Gedrückte Stimmung nach WM-Aus gegen Schweiz

Enttäuscht: Reinold Yabo  © FIFA via Getty Images
Enttäuscht: Reinold Yabo

Freud und Leid lagen gestern nicht nur auf dem Rasen des Stadions in Lagos nahe beieinander. Während die deutsche Auswahl gedrückt und schweigend beim Essen saß, wurde im Saal nebenan lautstark der Sieg der Eidgenossen gefeiert.

Der Traum vom Titel bei der U 17-WM in Nigeria ist für die deutsche Junioren-Nationalmannschaft nun endgültig vorbei. Nach beherztem Kampf und zweimaligem Ausgleich in der regulären Spielzeit musste sich das Team von DFB-Trainer Marco Pezzaiuoli nach Verlängerung der Schweiz mit 3:4 geschlagen geben.

"Fantastisches Fußballspiel" ohne Happy-End

"Wir sind natürlich enttäuscht über das Ausscheiden. Die Mannschaft ist zwar zweimal zurückgekommen, aber am Ende haben wir zu viele Gegentore bekommen. Das gesamte Defensivverhalten war nicht ausreichend, um in die nächste Runde zu kommen", bilanzierte Pezzaiuoli.

Der Schweizer Trainer Dany Ryser erklärte: "Es war ein ereignisreiches und spektakuläres Duell für die Zuschauer, die ein fantastisches Fußballspiel zu sehen bekommen haben. Das Ergebnis ist logisch und verdient, denn wir waren die bessere Mannschaft."

"Die Enttäuschung bei allen ist natürlich groß"

In der regulären Spielzeit hatten der Dortmunder Mario Götze (39.) und der Bremer Florian Trinks (78.) die deutsche Mannschaft zweimal zurück ins Spiel gebracht, nachdem die Eidgenossen durch Ricardo Rodriguez (35.) und Haris Seferovic (49.) jeweils in Führung gegangen waren.

In Lagos machten die Schweizer in der Verlängerung durch Treffer von Andre Goncalves (101.) und Nassim Ben Khalifa (116.) per Foulelfmeter das Weiterkommen perfekt. Der Anschlusstreffer durch Yunus Malli (118.) kam zu spät.
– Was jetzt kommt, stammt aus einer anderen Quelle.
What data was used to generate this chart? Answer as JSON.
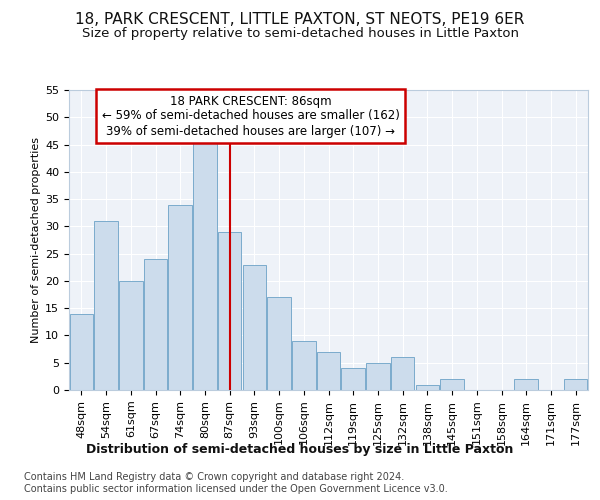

"Die Enttäuschung bei uns allen ist jetzt natürlich groß. Man weiß erstmal nicht, wie man damit umgehen soll. Wir haben ein unglückliches Turnier gespielt, trotzdem muss es jetzt auch wieder weitergehen", sagt Florian Trinks nach dem Ausscheiden.

WM-Traum vorbei: Marco Pezzaiuoli  © Bongarts/GettyImages
WM-Traum vorbei: Marco Pezzaiuoli

Thy: "Sind noch alle ziemlich geknickt"

"Wir sind jetzt alle noch ziemlich geknickt, obwohl es direkt nach Schlusspfiff noch schlimmer war. Irgendwie lief das Turnier von Anfang an nicht richtig gut für uns. Die Mannschaft hat sich das anders vorgestellt", so der Bremer Lennart Thy, der wie Götze drei WM-Tore erzielt hat.

Für das deutsche Team stand am Donnerstag lediglich eine Abschlusseinheit im Garten des Teamhotels in Lagos auf dem Programm. Um 23.05 Uhr war das Abenteuer Weltmeisterschaft in Nigeria endgültig vorbei: Da ging es mit der Lufthansa-Maschine direkt nach Frankfurt.

"Es waren nicht unsere Spiele bei dieser Weltmeisterschaft", erklärte Kapitän Reinhold Yabo. "Unser Selbstvertrauen wurde von der ersten Partie an geschwächt. Das Glück war dieses Mal nicht auf unserer Seite. Wir haben aber eine wichtige Erfahrung für die Zukunft gemacht."